RFI : Cette diversité est-elle menacée parce que les pays pauvres n’ont pas les moyens de préserver leur patrimoine ?
F. d'A. : Je ne pose pas le problème aussi directement. Je dis que pour qu’il puisse y avoir diversité, il faut que les identités existent, compte tenu des exigences de leur temps. Après, la question des moyens est distincte. Vous pouvez avoir des pays qui ont une politique de préservation de leur patrimoine, de dynamisation, d’enrichissement de l’identité, de la façon de vivre, de l’être au monde des populations et qui ont les moyens de la faire. Et puis, il y a des cas où les Etats voudraient bien mais n’ont pas les moyens de préserver ce patrimoine. C’est le cas de plusieurs pays d’Afrique actuellement. Pour prendre une métaphore, si vous voulez que l’on fasse de la musique ensemble, un orchestre de guitares par exemple, et que je n’ai pas d’instrument électrique, je ne peux pas jouer cette musique avec vous.

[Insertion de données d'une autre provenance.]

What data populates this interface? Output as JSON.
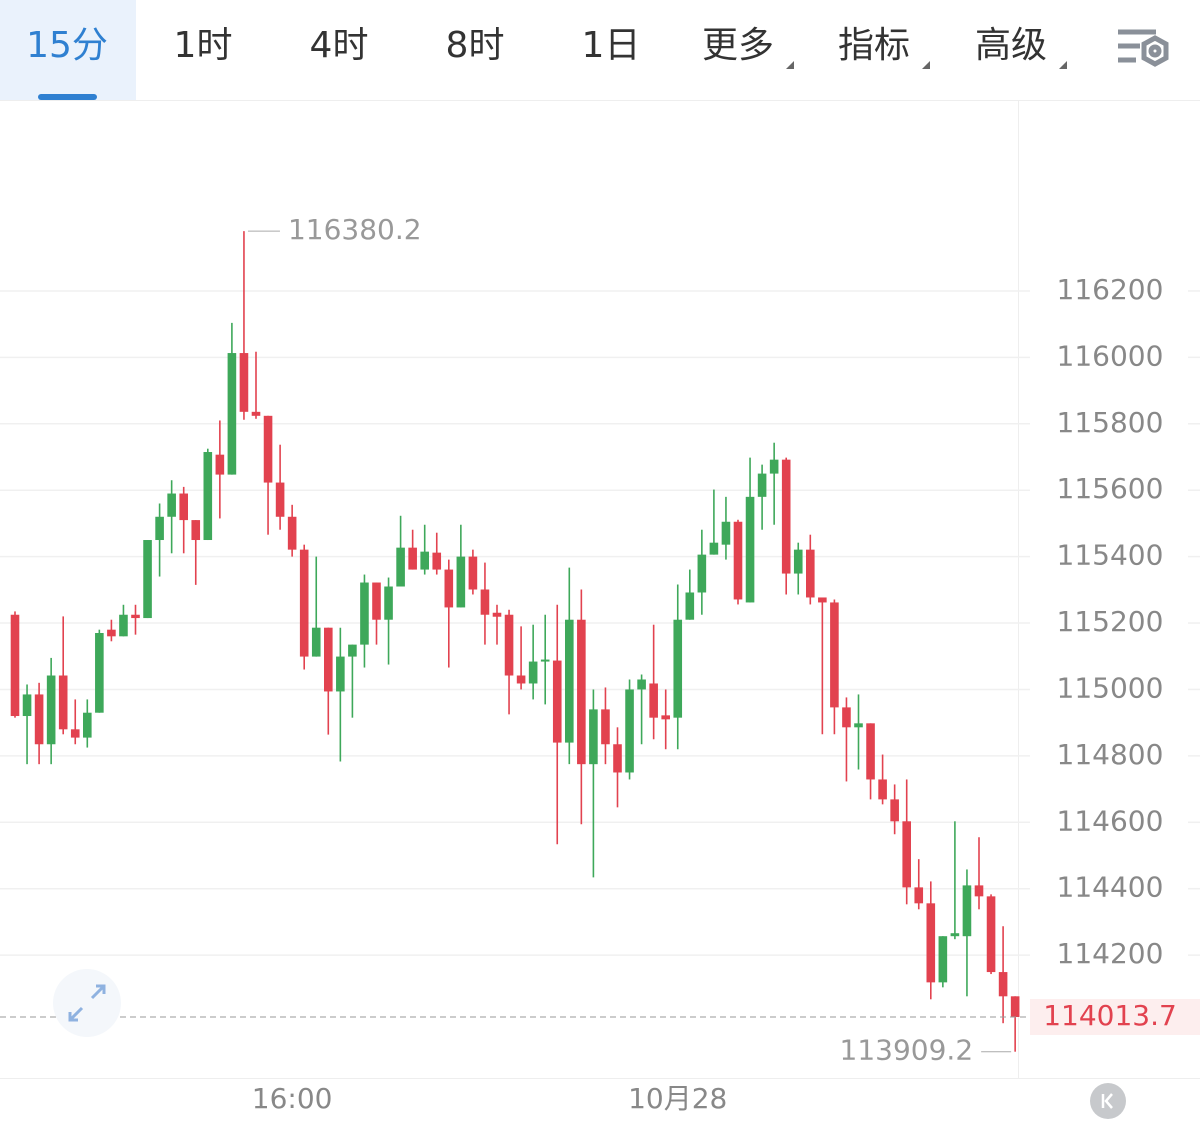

RFI : Quelles sont les actions indispensables pour donner aux pays qui ne les ont pas les moyens de préserver leur patrimoine ?
F. d'A. : Il y a évidemment le gros problème des moyens mais je ne pense pas que l’on puisse fonder durablement le développement de la politique du patrimoine d’un pays sur l’aide extérieure, même si cela peut se faire à un moment. Ce qui est le plus important, ce ne sont pas tellement les équipements matériels, ce sont les personnes, les savoir-faire, les techniques nouvelles, originales, pour pouvoir travailler avec les publics africains. Le problème en Afrique, c’est que les musées, par manque de moyens, par une forme de sclérose, d’appauvrissement des techniques de présentation des expositions, sont un peu coupés des publics. Par conséquent, il y a nécessité à l’heure actuelle de travailler sur cette question de la présentation, de l’organisation des expositions, sous l’angle des moyens matériels mais aussi sous celui des méthodes, des nouvelles techniques de présentation. On peut faire des expositions dans les musées, on peut également les faire dans d’autres lieux, sous d’autres formes pour que les musées aient un lien vivant avec les populations. Evidemment il y a la question des moyens, mais ils ne sont que des outils. C’est ce que l’on veut faire qui doit être la priorité.
RFI : Quel peut être l’apport de la Francophonie ?
F. d'A. : La Francophonie représente un élargissement par rapport à la coopération bilatérale. L’espace francophone offre aux pays africains la possibilité de collaborer avec un plus grand nombre de pays : la Belgique, le Québec, la Suisse qui a intégré sous une forme spécifique l’Agence de la Francophonie, ou avec d’autres pays de l’espace francophone, que ce soit le Vietnam, les pays du Maghreb… La Francophonie offre un espace plus large et des possibilités de croisement d’actions diverses. Le fait qu’il y ait des professionnels du patrimoine venant des pays du Maghreb, du Sud du Sahara, de Bulgarie est une chance. Cela permet de confronter une diversité d’expériences, de voir qu’il y a des réalités qui sont similaires par certains aspects et différentes par d’autres, et cela constitue un enrichissement. L’espace francophone offre cette possibilité de grande diversité. Par ailleurs, la Francophonie offre aussi la possibilité d’additionner des moyens apportés par différents pays.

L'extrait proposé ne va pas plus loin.